Experimental diagnostics may add fields or richer classifications in minor v8
releases. Prefer to persist app-owned settings or domain state, not raw
diagnostic snapshots.

## Testing And Replay Helpers

The replay and scenario utilities are public because they are valuable to
consumers, but they are primarily test infrastructure:

- `InteractionRecorder`, `EventReplay`, direct command replay, long wheel
  scroll helpers, topmost input-consumption assertions, platform-response
  replay, and window-resize replay.
- `ScenarioHarness`, frame reports, render assertions, layout assertions,
  scroll/focus assertions, snapshot helpers, and performance sample assertions.
- Widget state matrix helpers and showcase regression tests outside
  `examples/showcase.rs`.

These APIs are expected to remain source-compatible where practical, but their
assertion coverage and report fields may grow as new regressions are preserved.
Downstream libraries should avoid treating replay report structs as persistent
file formats.

## Backend-Specific APIs

Backend-specific APIs are public only when their features are enabled and when
the host environment supports them:

- `native-window`, winit event-loop integration, native hooks, cursor grab,
  cursor visibility, raw device motion, window metrics, and app tick/redraw
  hooks.
- `wgpu`, WGPU canvas render passes, surface rendering, glyphon text paths,
  GPU resource uploads, timestamp query reports, and adapter-dependent feature
  fallbacks.
- `accesskit-winit`, AccessKit tree publication, platform focus, and host-owned
  accessibility action routing.
- `egui` and `egui-renderer-compat`, which remain compatibility surfaces for
  older renderer integrations rather than the preferred v8 renderer path.

Backend-specific APIs should be wrapped by app host adapters.
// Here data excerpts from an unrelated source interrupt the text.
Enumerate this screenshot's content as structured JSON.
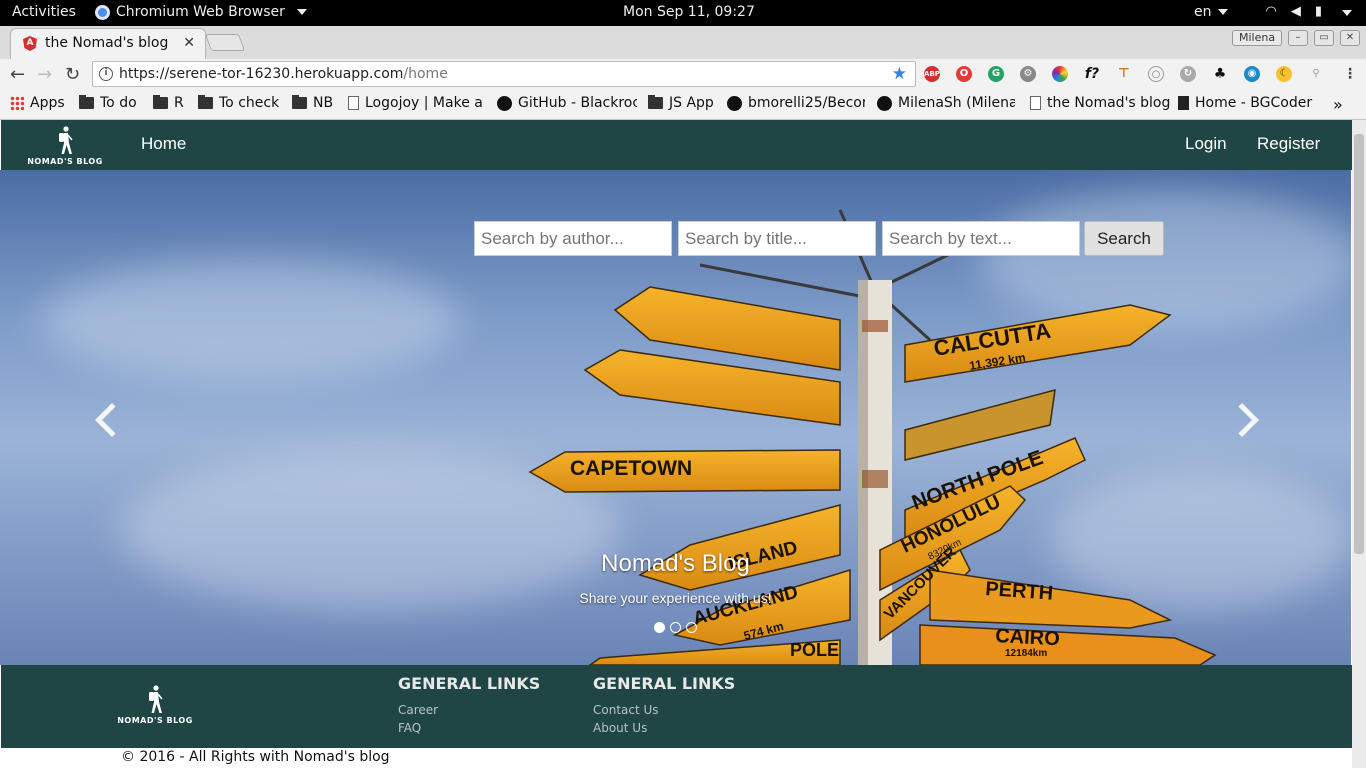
{
  "desktop": {
    "activities": "Activities",
    "app_name": "Chromium Web Browser",
    "clock": "Mon Sep 11, 09:27",
    "language": "en"
  },
  "browser": {
    "tab_title": "the Nomad's blog",
    "tab_close": "✕",
    "user_badge": "Milena",
    "url_host": "https://serene-tor-16230.herokuapp.com",
    "url_path": "/home",
    "bookmarks": [
      {
        "label": "Apps",
        "icon": "apps-grid-icon"
      },
      {
        "label": "To do",
        "icon": "folder-icon"
      },
      {
        "label": "R",
        "icon": "folder-icon"
      },
      {
        "label": "To check",
        "icon": "folder-icon"
      },
      {
        "label": "NB",
        "icon": "folder-icon"
      },
      {
        "label": "Logojoy | Make a",
        "icon": "page-icon"
      },
      {
        "label": "GitHub - Blackroc",
        "icon": "github-icon"
      },
      {
        "label": "JS App",
        "icon": "folder-icon"
      },
      {
        "label": "bmorelli25/Becor",
        "icon": "github-icon"
      },
      {
        "label": "MilenaSh (Milena",
        "icon": "github-icon"
      },
      {
        "label": "the Nomad's blog",
        "icon": "page-icon"
      },
      {
        "label": "Home - BGCoder",
        "icon": "page-icon"
      }
    ],
    "bookmarks_more": "»"
  },
  "site": {
    "logo_text": "NOMAD'S BLOG",
    "nav": {
      "home": "Home",
      "login": "Login",
      "register": "Register"
    },
    "search": {
      "author_placeholder": "Search by author...",
      "title_placeholder": "Search by title...",
      "text_placeholder": "Search by text...",
      "button": "Search"
    },
    "carousel": {
      "title": "Nomad's Blog",
      "subtitle": "Share your experience with us!",
      "slides": 3,
      "active_slide": 1,
      "signs": [
        "CALCUTTA",
        "11,392 km",
        "CAPETOWN",
        "NORTH POLE",
        "HONOLULU",
        "8320km",
        "ISLAND",
        "AUCKLAND",
        "574 km",
        "VANCOUVER",
        "PERTH",
        "CAIRO",
        "12184km",
        "POLE"
      ]
    },
    "footer": {
      "col1": {
        "heading": "GENERAL LINKS",
        "links": [
          "Career",
          "FAQ"
        ]
      },
      "col2": {
        "heading": "GENERAL LINKS",
        "links": [
          "Contact Us",
          "About Us"
        ]
      },
      "copyright": "© 2016 - All Rights with Nomad's blog"
    }
  },
  "colors": {
    "navbar": "#1f4544",
    "sign_yellow": "#f3a623",
    "sky": "#7e9cc9"
  }
}
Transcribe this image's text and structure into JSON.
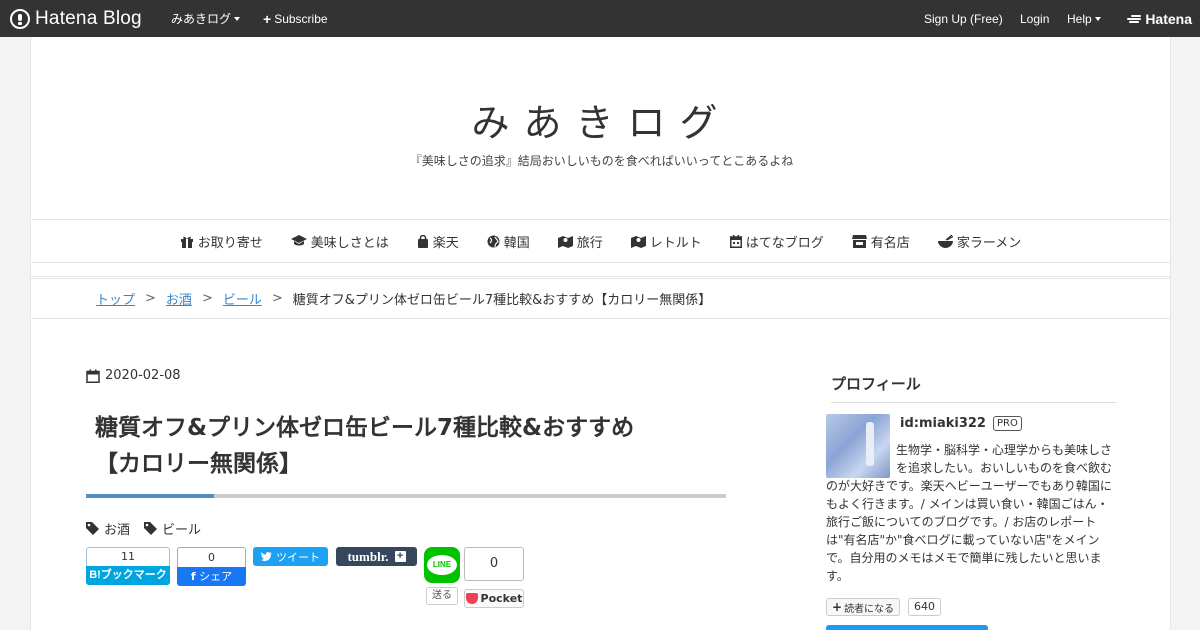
{
  "topbar": {
    "logo": "Hatena Blog",
    "blog_menu": "みあきログ",
    "subscribe": "Subscribe",
    "signup": "Sign Up (Free)",
    "login": "Login",
    "help": "Help",
    "hatena": "Hatena"
  },
  "header": {
    "title": "みあきログ",
    "description": "『美味しさの追求』結局おいしいものを食べればいいってとこあるよね"
  },
  "nav": [
    {
      "label": "お取り寄せ",
      "icon": "gift-icon"
    },
    {
      "label": "美味しさとは",
      "icon": "graduation-cap-icon"
    },
    {
      "label": "楽天",
      "icon": "shopping-bag-icon"
    },
    {
      "label": "韓国",
      "icon": "globe-icon"
    },
    {
      "label": "旅行",
      "icon": "map-icon"
    },
    {
      "label": "レトルト",
      "icon": "map-icon"
    },
    {
      "label": "はてなブログ",
      "icon": "calendar-icon"
    },
    {
      "label": "有名店",
      "icon": "store-icon"
    },
    {
      "label": "家ラーメン",
      "icon": "ramen-bowl-icon"
    }
  ],
  "breadcrumb": {
    "items": [
      "トップ",
      "お酒",
      "ビール"
    ],
    "current": "糖質オフ&プリン体ゼロ缶ビール7種比較&おすすめ【カロリー無関係】",
    "separator": ">"
  },
  "article": {
    "date": "2020-02-08",
    "title_line1": "糖質オフ&プリン体ゼロ缶ビール7種比較&おすすめ",
    "title_line2": "【カロリー無関係】",
    "categories": [
      "お酒",
      "ビール"
    ],
    "accent_color": "#4a90c8"
  },
  "share": {
    "hatena_count": "11",
    "hatena_label": "B!ブックマーク",
    "fb_count": "0",
    "fb_label": "シェア",
    "tweet_label": "ツイート",
    "tumblr_label": "tumblr.",
    "line_label": "LINE",
    "send_label": "送る",
    "pocket_count": "0",
    "pocket_label": "Pocket"
  },
  "sidebar": {
    "heading": "プロフィール",
    "user_id": "id:miaki322",
    "pro": "PRO",
    "description": "生物学・脳科学・心理学からも美味しさを追求したい。おいしいものを食べ飲むのが大好きです。楽天ヘビーユーザーでもあり韓国にもよく行きます。/ メインは買い食い・韓国ごはん・旅行ご飯についてのブログです。/ お店のレポートは\"有名店\"か\"食べログに載っていない店\"をメインで。自分用のメモはメモで簡単に残したいと思います。",
    "reader_label": "読者になる",
    "reader_count": "640"
  }
}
Product logic
should depend on renderer-neutral records where possible.

## Migration-Only Surfaces

Migration-only APIs exist to keep existing applications moving while the v8
contract settles. New integrations should not add new product dependencies on
legacy renderer compatibility, direct Taffy compatibility shims, or older egui
adapter behavior unless they are isolated behind local adapters.

## Consumer Guidance

Use stable product APIs for app state and public integration points. Use
experimental diagnostics to debug, inspect, test, and build devtools. Use
testing and replay helpers to preserve regressions, not as production event
logs. Keep backend-specific behavior in host adapters, and avoid persisting raw
diagnostic reports unless the application owns a versioned wrapper.